Eduardo hizo un amplio gesto con las manos.

—¡De acuerdo! ¡De acuerdo! Puddlicott será juzgado por los tribunales de Westminster. Se le hará un juicio justo y después será ahorcado. —El rey se frotó las manos y miró con una maliciosa sonrisa a De Warenne—. Qué desastre, ¿verdad, Surrey?

—Como vos queráis, Majestad. —El conde miró fijamente a Corbett—. Pero queda todavía la cuestión del asesino que anda suelto por las calles y aún no ha sido atrapado. Es una tarea que os corresponde a vos, Corbett.

—¡Tuve que atender otros asuntos, Majestad! —replicó Corbett.

—¿No tenéis ni siquiera una idea? —preguntó Eduardo.

—Ninguna en absoluto. Vagas sospechas, eso es todo.

—¿Y las Hermanas de Santa Marta os prestan su colaboración?

—Por supuesto que sí.

—¿Sobre todo lady Neville? —preguntó el rey, mirando al escribano con una sonrisa.

—¡Sobre todo, lady Neville!

—¿Y la anciana De Lacey sigue pegando sustos a todo el mundo?

—Yo suelo mantener más tratos con lady Fitzwarren.

—Ah, sí. —El rey entornó los ojos—. Recuerdo cuando murió su esposo. Estábamos en Gales, cerca de Conway, y era la festividad de San Martín, papa y mártir. Era un buen hombre Fitzwarren. —Se levantó y dio unas palmadas—. Bueno, en cualquier caso, vos ya estáis de vuelta en Londres, Corbett. —El soberano alargó la mano para que Corbett se la besara al tiempo que murmuraba—: No olvidaré vuestra lealtad y vuestra entrega en este asunto, Hugo.

Eduardo cerró la puerta detrás de su escribano y permaneció apoyado en ella hasta que el rumor de las pisadas del exterior se desvaneció. De Warenne esbozó una relamida sonrisa.

—¿Cumpliréis vuestra palabra, Eduardo?

—¿En qué?

—En la cuestión de Cade y la mujer llamada Judit.

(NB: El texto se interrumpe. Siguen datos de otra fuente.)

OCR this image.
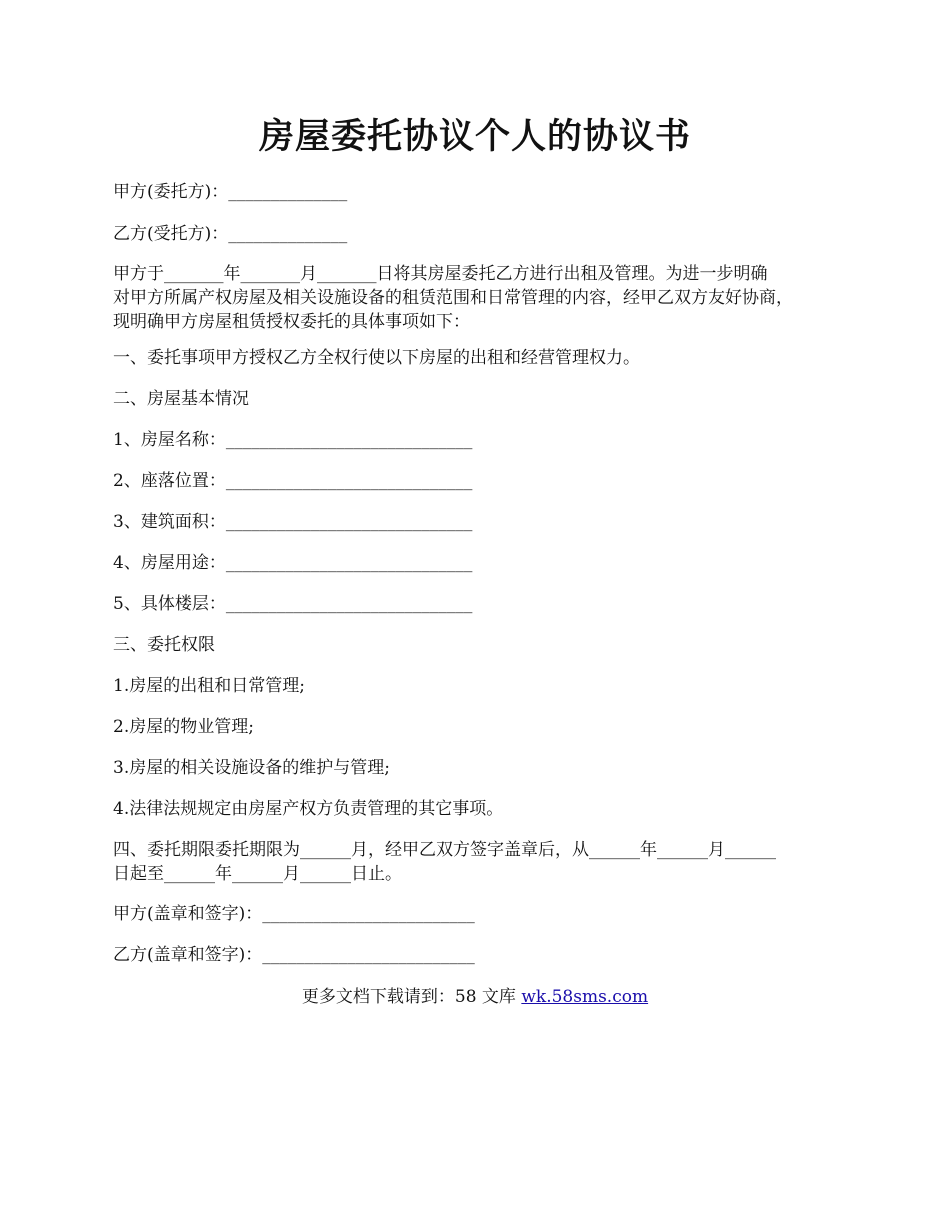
房屋委托协议个人的协议书

甲方(委托方)：______________

乙方(受托方)：______________

甲方于_______年_______月_______日将其房屋委托乙方进行出租及管理。为进一步明确
对甲方所属产权房屋及相关设施设备的租赁范围和日常管理的内容，经甲乙双方友好协商，
现明确甲方房屋租赁授权委托的具体事项如下：

一、委托事项甲方授权乙方全权行使以下房屋的出租和经营管理权力。

二、房屋基本情况

1、房屋名称：_____________________________

2、座落位置：_____________________________

3、建筑面积：_____________________________

4、房屋用途：_____________________________

5、具体楼层：_____________________________

三、委托权限

1.房屋的出租和日常管理;

2.房屋的物业管理;

3.房屋的相关设施设备的维护与管理;

4.法律法规规定由房屋产权方负责管理的其它事项。

四、委托期限委托期限为______月，经甲乙双方签字盖章后，从______年______月______
日起至______年______月______日止。

甲方(盖章和签字)：_________________________

乙方(盖章和签字)：_________________________

更多文档下载请到：58 文库 wk.58sms.com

Eduardo se encogió de hombros.

—Por supuesto que sí. Ya conoces el lema de Eduardo de Inglaterra: «Mantente fiel».

—¿Y en lo de Puddlicott?

—Cumpliré mi palabra, naturalmente —contestó el monarca con una sonrisa—. Pero ahora tengo que encomendarte una misión, Surrey. Deberás reunirte con Corbett en Londres, felicitar de mi parte al alguacil, alabar públicamente a Cade, supervisar la ejecución de Puddlicott y asegurarte de que su muerte sea rápida.

—¿Y después, Majestad?

—¡Quiero que el cuerpo de ese malnacido sea tieso liado! —contestó en un sibilante susurro—. ¿Me has entendido, De Warenne? ¡Quiero que le arranquen la piel y que la claven como la de un cerdo en la puerta de la abadía para que todo el mundo se entere del precio que se paga por robar a Eduardo de Inglaterra!